Mikrosensor-gesteuerte Ruckkopplungs-Bioaktuatoren auf Halbleiterbasis zur biophysikalischen Krebsbehandlung

Acidic microenvironmental conditions combined with large hypoxic areas are ubiquitous hallmarks of most solid tumors. They result from a poorly organized vascularization and a deviant energy metabolism. There is convincing evidence supporting the hypothesis that such physico-chemical conditions promote the micro-evolution of malignant cells, inhibit the cellular immune response, and favor tumor cell invasion. In agreement with published data, our cell biological analyses and computer simulations indicate that treatment schemes which restore a tumor microenvironment reflecting that one found in normal tissues might improve the efficiency of immunotherapies and classical methods for cancer treatment.

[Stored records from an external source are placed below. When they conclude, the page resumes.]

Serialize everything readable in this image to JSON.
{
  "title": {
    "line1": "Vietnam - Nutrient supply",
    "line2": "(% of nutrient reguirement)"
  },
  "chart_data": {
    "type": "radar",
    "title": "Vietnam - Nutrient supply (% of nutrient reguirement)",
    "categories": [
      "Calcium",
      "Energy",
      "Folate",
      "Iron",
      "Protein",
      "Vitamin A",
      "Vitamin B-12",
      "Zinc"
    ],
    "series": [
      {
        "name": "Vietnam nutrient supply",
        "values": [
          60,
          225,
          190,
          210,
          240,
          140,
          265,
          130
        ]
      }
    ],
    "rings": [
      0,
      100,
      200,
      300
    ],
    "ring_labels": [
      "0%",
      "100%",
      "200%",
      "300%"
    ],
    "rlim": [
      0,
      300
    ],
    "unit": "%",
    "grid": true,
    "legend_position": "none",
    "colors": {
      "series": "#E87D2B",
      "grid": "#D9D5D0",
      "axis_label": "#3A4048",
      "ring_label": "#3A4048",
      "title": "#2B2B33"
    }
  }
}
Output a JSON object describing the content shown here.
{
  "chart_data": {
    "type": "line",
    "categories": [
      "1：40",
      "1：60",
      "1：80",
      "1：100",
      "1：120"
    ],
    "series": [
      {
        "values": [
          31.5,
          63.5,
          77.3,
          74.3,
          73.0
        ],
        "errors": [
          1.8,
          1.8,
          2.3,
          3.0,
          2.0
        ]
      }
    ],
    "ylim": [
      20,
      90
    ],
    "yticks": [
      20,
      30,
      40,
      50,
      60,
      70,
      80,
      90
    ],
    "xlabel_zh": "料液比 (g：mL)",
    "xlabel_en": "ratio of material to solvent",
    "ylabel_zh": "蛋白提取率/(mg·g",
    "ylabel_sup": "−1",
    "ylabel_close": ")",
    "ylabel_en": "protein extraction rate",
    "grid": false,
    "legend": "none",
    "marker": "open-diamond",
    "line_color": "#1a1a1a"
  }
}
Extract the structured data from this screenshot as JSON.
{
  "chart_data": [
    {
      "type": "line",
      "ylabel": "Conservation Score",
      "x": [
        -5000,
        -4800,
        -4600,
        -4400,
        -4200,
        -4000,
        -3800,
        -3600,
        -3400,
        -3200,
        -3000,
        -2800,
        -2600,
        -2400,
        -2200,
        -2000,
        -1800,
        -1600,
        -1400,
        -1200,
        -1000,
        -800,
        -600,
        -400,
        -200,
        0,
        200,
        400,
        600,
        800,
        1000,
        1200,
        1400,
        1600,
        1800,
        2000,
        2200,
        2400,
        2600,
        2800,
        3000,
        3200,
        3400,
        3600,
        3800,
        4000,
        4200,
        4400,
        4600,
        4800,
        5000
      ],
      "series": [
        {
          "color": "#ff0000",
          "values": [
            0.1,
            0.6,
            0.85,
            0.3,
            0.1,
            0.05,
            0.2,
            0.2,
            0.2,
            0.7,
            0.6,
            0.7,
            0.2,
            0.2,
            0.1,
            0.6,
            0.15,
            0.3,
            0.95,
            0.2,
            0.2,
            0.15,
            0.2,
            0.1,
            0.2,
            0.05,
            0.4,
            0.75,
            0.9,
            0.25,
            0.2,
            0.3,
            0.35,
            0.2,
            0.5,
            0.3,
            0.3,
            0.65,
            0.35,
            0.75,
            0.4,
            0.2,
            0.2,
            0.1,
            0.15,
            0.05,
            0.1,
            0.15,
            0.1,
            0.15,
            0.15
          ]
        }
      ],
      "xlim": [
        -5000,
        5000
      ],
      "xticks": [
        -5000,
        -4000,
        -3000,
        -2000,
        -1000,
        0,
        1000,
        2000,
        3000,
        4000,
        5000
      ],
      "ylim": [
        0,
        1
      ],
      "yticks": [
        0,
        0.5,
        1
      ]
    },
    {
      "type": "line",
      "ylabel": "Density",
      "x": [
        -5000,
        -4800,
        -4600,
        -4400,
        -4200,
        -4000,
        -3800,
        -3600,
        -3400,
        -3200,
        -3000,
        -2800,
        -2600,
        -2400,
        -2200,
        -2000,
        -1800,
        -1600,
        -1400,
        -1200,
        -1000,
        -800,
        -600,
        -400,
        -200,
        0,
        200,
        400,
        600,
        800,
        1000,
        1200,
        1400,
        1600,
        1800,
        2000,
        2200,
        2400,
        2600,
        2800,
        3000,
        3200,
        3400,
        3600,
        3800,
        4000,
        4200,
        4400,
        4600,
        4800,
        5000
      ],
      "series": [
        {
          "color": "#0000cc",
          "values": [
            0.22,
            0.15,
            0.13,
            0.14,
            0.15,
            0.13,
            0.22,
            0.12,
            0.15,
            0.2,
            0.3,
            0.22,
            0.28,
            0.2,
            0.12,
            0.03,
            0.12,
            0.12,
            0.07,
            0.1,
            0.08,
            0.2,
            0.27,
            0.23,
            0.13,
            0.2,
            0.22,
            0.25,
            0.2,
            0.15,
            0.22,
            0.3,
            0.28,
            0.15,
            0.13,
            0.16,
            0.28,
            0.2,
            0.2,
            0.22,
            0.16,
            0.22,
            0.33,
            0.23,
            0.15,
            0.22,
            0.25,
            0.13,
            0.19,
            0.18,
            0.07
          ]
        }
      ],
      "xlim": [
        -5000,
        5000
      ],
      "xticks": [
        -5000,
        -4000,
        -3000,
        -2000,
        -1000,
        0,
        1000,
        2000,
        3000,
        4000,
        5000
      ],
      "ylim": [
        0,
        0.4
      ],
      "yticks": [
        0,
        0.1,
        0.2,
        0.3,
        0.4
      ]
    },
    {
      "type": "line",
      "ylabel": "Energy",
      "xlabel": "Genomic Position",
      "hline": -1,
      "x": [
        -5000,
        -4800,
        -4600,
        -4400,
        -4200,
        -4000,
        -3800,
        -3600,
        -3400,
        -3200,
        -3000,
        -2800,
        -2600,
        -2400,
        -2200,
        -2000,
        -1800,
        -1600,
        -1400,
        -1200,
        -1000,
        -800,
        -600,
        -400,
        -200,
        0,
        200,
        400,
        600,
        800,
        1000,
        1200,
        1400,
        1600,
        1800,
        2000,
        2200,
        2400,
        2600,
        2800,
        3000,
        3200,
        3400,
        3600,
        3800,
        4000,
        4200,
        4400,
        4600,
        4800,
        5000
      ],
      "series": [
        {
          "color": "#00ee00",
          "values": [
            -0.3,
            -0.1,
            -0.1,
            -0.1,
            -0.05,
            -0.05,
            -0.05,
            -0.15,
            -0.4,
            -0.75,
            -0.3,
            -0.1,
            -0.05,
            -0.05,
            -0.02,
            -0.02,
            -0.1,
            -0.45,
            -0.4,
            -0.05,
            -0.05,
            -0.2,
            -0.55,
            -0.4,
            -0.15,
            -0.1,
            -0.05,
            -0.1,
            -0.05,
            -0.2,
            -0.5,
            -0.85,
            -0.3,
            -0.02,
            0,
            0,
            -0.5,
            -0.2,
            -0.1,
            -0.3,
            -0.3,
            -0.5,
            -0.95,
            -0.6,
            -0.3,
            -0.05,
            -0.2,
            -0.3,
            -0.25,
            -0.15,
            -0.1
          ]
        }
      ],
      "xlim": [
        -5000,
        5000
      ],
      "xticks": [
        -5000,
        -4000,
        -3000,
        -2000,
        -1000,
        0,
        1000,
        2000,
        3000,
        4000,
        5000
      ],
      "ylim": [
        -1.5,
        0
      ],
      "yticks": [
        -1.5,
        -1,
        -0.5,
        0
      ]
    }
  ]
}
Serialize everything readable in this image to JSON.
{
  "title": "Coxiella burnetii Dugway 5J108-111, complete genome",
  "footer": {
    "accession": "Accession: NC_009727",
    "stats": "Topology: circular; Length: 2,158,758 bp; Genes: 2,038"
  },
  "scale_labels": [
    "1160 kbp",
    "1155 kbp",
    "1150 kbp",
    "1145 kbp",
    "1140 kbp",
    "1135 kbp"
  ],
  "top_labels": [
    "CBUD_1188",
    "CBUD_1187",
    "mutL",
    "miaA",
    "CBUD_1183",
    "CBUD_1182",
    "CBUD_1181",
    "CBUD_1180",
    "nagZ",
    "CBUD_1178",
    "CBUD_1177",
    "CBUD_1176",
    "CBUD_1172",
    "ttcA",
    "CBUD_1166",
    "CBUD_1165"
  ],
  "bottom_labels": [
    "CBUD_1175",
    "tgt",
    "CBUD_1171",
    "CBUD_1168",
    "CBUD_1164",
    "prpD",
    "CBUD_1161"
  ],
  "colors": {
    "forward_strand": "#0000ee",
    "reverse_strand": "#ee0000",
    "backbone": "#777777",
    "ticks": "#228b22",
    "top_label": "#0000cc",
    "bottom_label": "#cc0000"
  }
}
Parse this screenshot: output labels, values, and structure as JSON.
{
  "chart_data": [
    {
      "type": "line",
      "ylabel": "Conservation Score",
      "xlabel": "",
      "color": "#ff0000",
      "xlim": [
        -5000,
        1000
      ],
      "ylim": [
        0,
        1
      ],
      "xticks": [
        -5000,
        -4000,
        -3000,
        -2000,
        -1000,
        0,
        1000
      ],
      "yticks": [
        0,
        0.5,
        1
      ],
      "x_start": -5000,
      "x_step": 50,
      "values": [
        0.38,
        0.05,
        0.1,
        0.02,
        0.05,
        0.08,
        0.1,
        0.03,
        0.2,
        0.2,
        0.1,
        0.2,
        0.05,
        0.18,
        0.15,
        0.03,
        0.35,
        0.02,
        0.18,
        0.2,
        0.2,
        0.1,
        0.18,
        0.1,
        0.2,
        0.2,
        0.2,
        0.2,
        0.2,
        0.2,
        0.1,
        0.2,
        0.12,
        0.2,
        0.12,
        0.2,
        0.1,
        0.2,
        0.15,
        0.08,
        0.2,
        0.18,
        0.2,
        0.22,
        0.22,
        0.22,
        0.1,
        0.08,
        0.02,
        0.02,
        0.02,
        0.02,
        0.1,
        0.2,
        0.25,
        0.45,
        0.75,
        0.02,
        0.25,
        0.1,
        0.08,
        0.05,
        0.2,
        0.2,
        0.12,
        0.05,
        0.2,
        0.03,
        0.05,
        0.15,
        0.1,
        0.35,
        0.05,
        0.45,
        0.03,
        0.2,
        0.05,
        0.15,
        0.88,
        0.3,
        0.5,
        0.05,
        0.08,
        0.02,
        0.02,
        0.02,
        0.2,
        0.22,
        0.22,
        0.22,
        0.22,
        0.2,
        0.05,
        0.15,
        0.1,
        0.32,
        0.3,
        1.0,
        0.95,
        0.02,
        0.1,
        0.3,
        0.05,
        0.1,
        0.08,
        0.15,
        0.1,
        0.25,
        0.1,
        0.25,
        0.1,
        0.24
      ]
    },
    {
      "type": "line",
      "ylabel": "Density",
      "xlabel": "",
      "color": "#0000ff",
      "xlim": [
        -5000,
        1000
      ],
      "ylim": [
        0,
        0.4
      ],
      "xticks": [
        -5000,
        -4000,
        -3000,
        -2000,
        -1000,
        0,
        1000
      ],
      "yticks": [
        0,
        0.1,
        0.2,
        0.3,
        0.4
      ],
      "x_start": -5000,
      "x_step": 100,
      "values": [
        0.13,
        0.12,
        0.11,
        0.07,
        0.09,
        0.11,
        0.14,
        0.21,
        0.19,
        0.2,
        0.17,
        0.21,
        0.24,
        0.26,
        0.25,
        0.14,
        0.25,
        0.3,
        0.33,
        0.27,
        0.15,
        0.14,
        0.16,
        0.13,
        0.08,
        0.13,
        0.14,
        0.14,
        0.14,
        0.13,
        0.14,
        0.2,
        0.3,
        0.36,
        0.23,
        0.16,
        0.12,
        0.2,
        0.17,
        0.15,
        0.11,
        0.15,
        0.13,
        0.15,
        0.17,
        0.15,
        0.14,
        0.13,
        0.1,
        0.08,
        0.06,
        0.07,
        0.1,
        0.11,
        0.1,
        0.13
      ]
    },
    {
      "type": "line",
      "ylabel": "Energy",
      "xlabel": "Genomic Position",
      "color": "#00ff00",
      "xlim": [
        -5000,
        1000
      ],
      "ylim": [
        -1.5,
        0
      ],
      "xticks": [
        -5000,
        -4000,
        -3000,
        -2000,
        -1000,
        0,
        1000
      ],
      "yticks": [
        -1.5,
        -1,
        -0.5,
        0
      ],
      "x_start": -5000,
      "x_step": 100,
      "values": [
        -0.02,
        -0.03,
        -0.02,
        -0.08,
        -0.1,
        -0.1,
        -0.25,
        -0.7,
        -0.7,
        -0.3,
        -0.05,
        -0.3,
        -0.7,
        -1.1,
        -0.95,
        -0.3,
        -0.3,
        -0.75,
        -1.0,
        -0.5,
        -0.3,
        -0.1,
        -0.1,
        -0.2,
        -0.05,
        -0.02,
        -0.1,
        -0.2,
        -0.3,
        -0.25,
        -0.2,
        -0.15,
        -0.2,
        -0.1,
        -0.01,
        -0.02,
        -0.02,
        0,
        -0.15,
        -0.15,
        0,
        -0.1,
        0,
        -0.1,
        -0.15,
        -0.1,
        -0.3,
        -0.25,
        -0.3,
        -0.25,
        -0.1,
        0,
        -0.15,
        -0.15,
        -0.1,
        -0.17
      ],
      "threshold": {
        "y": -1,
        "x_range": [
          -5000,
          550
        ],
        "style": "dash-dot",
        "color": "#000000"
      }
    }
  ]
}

We suggest that the tumor microenvironment could be effectively monitored and manipulated by means of silicon-based feedback bioactuators which are controlled by intregrated microsensors. In principle, miniaturized bioactuators can be implanted directly at the sites of inoperable tumors and metastases where they function as a 'pH clamp' and thereby can reconstitute normal physico-chemical conditions. Drug application could be precisely controlled by an integrated microprocessor. Our paper summarizes the current state of development of microsensor-based feedback bioactuators and outlines possible applications in biophysical cancer treatment.